3) The drift of the taxable income forecast is constrained to be nonnegative (versus allowing negative values in the original). See the "Proxies for the MTR" reference. Extraordinary and discontinued items do not affect the drift and volatility calculations (although they did in the original). Note, however, that extraordinary and discontinued items do affect the level of taxable income, and hence the tax bill due.
4) One-third of rental expense is added to the COMPUSTAT "interest expense" figure, to account for the interest implicit in the rental payments, when calculating "before-financing" tax rates. See the Graham, Lemmon, and Schallheim reference.
5) The marginal tax rate is calculated based on adding $10,000 to year t income (rather than $1 million as in the original. Note that the original references incorrectly say that $1 was added to year t income). $10,000 is chosen as the smallest dollar amount that is not overwhelmed by rounding in the COMPUSTAT data.
6) The AMT is phased in over a seven year period to more closely represent tax law. The original tax rates assumed that the full AMT effect was felt in 1987.
7) The tax laws that were instituted in late 1997 (e.g., 2-year carryback and 20-year caryforward) are included in the tax rates for 1998.
8) The 2001 tax rates use a two-year carryback period. In conjunction with an economic stimulus package, tax law changed in 2002, retroactive to 2001, to make the carryback period 5 years. The 2001 rates use a two year carryback to reflect the tax law that was in place at the end of 2001, and therefore are the tax rates that management probably had in mind when they made year-end 2001 decisions. The 2002 tax rates include the five-year carryback feature. This tax provision expired starting with 2003 tax rates and therefore a two-year carryback is in effect again starting in 2003.

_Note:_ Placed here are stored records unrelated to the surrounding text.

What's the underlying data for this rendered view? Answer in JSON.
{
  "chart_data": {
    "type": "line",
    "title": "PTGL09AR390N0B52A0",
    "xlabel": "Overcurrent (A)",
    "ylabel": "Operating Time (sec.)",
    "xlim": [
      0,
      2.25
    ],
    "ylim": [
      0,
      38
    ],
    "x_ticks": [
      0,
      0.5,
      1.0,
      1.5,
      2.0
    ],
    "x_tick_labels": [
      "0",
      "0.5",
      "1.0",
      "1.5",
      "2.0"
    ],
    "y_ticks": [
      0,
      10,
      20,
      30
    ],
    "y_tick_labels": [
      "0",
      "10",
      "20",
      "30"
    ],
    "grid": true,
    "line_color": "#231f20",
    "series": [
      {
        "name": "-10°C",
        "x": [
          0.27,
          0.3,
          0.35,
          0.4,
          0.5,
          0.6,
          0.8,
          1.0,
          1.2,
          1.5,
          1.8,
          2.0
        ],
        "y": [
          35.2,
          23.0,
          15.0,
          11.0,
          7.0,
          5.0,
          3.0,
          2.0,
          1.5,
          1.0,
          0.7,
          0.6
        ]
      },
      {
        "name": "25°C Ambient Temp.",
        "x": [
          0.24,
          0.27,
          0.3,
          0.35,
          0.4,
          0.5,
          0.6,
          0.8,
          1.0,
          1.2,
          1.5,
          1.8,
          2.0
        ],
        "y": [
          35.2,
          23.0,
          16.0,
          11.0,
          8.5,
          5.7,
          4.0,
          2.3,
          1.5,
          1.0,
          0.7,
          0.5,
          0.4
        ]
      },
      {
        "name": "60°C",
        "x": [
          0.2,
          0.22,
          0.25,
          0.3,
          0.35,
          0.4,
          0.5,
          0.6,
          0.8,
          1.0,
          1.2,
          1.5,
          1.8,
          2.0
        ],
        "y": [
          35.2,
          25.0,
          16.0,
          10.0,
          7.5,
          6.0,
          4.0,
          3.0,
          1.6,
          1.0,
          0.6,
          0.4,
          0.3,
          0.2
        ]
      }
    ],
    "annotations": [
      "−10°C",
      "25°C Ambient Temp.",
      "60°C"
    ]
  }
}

Similarly, the 2009 tax rates use a five-year carryback period (because this was a feature of the federal stimulus package). Technically, firms could choose between using the five-year carryback in 2008 or 2009 tax years but given that the law was not signed until 2009, I left 2008 with a two-year carryback (under the assumption that management decisions in 2008 were made without knowing that there would eventually be a five year carryback period retroactive to 2008 tax data).
One final item of documentation that is true for all the tax rates, but was not printed in some of the references, is how I handle a missing observation that is surrounded by observations with valid data. For example, CNUM=000021105 has data available from 1985-1995, except that 1988 is missing. The 1988 data is filled in with 1987 values but ONLY when calculating tax rates for 1989 through the last year in the sample. No tax rate is calculated for 1988. The 1987 tax rate calculation is influenced by 1988 data only to the extent that a forecast of 1988 is made using the random walk model, using 1987 data as the last historical period.